Cinéma – « Anatomie d’une chute », la palme cannoise sort en salles
Dissequée, reproduite, analysée, retournée : la chute mortelle du père de famille qu’est Samuel est sondée pendant deux heures trente dans le film de Justine Triet, qui parvient magnifiquement à restituer l’enfer d’un procès indémêlable.

I don’t know what you heard about me
Anatomie d’une chute s’entame sur une interview dont on peine à saisir les enjeux tant la situation désamorce toute tentative de classification : Sandra (Sandra Hüller) se fait interviewer dans son salon par une jeune étudiante avec laquelle elle semble entrer dans une dynamique de séduction. Verres de vin à la main, les deux femmes discutent, hors-champ d’abord, jusqu’à ce que le regard perçant de l’actrice allemande arrive sur le grand écran. En fond sonore de cette conversation ambigüe, la musique P.I.M.P. de 50 cent perturbe autant l’interprétation de la situation que la conversation en elle-même, rendue inaudible par son volume. Avortée, l’interview est ainsi reportée à un autre jour et à un autre lieu : Grenoble, hors du cocon familial de Sandra, où règnent ses problèmes de couple. Car la musique non désirée de 50 cent, comme on le comprendra ensuite, restera dans le film la seule présence vivante – mais hors-champ – de son mari, que son fils retrouve une séquence plus tard mort, gisant dans son sang, en-dessous du balcon de leur chalet. Cette première scène insaisissable à la tension montante – que renforce la musique aux fortes basses – fera ainsi l’objet d’une longue autopsie juridique, aux rebondissements incessants, et ce jusqu’à l’épuisement.

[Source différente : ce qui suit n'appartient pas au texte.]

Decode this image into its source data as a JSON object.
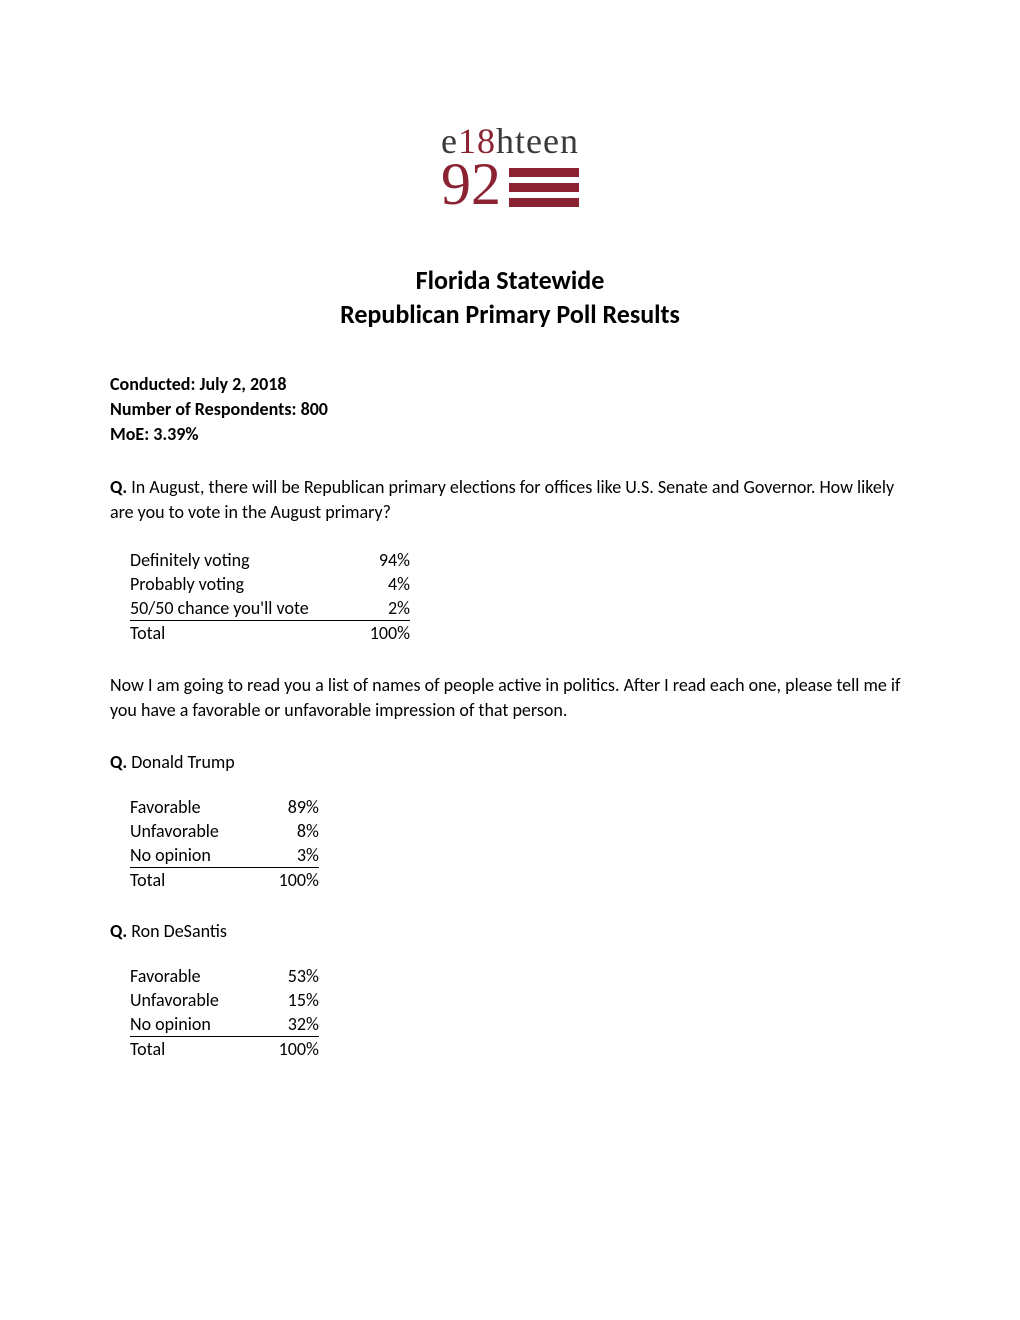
{
  "logo": {
    "top_prefix": "e",
    "top_red": "18",
    "top_suffix": "hteen",
    "number": "92",
    "bar_color": "#8b2332"
  },
  "title": {
    "line1": "Florida Statewide",
    "line2": "Republican Primary Poll Results"
  },
  "meta": {
    "conducted": "Conducted: July 2, 2018",
    "respondents": "Number of Respondents: 800",
    "moe": "MoE: 3.39%"
  },
  "q1": {
    "label": "Q.",
    "text": " In August, there will be Republican primary elections for offices like U.S. Senate and Governor. How likely are you to vote in the August primary?",
    "rows": [
      {
        "label": "Definitely voting",
        "value": "94%"
      },
      {
        "label": "Probably voting",
        "value": "4%"
      },
      {
        "label": "50/50 chance you'll vote",
        "value": "2%"
      }
    ],
    "total_label": "Total",
    "total_value": "100%"
  },
  "intro": "Now I am going to read you a list of names of people active in politics. After I read each one, please tell me if you have a favorable or unfavorable impression of that person.",
  "q2": {
    "label": "Q.",
    "name": " Donald Trump",
    "rows": [
      {
        "label": "Favorable",
        "value": "89%"
      },
      {
        "label": "Unfavorable",
        "value": "8%"
      },
      {
        "label": "No opinion",
        "value": "3%"
      }
    ],
    "total_label": "Total",
    "total_value": "100%"
  },
  "q3": {
    "label": "Q.",
    "name": " Ron DeSantis",
    "rows": [
      {
        "label": "Favorable",
        "value": "53%"
      },
      {
        "label": "Unfavorable",
        "value": "15%"
      },
      {
        "label": "No opinion",
        "value": "32%"
      }
    ],
    "total_label": "Total",
    "total_value": "100%"
  }
}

De la confiance absolue au doute
La chute, c’est dès lors aussi celle d’un procès que l’on vit comme une dégringolade pour cette famille désormais monoparentale dont les liens de confiance titubent. Daniel, 11 ans, qui retrouve le corps de son père, doit témoigner malgré sa cécité pour élucider cette enquête pour mort suspecte. Au procès de sa mère, un an après la chute, il doit ainsi choisir que croire dans cette situation inextricable. Au fil des prises de parole, il assiste en effet à la décomposition de la vie amoureuse de ses parents, et de leurs négociations. Décomposée et scrutée, la vie commune est dès lors très finement représentée chez Justine Triet dans tout ce qu’elle a de moins manichéen. Jalousies, tromperies, intérêts et sacrifices sont passés au peigne fin de la justice, mais aussi criés dans l’espace publique, sans pudeur et avec violence dans la bouche de l’avocat général notamment. Le tribunal est ainsi chez Triet un lieu où l’on juge une femme qui n’a pas hésité à mettre sa carrière d’écrivain au premier plan de sa vie. Dans les propos des hommes – majoritaires au procès – on décèle dès lors une sorte de boysclub organisé, qui se ligue par instant contre cette femme qui ne correspond pas à l’archétype de la mère sacrificielle, mais que l’on peine aussi à voir comme complètement innocente. Justine Triet parle du personnage de l’enfant comme d’un « garçon [qui] passe du stade de l’enfance, incarné par la confiance absolue envers sa mère, à celui du doute ». Mettant son public dans un même état, elle nous fait dès lors revivre ce rude passage vers le monde adulte et ses incertitudes.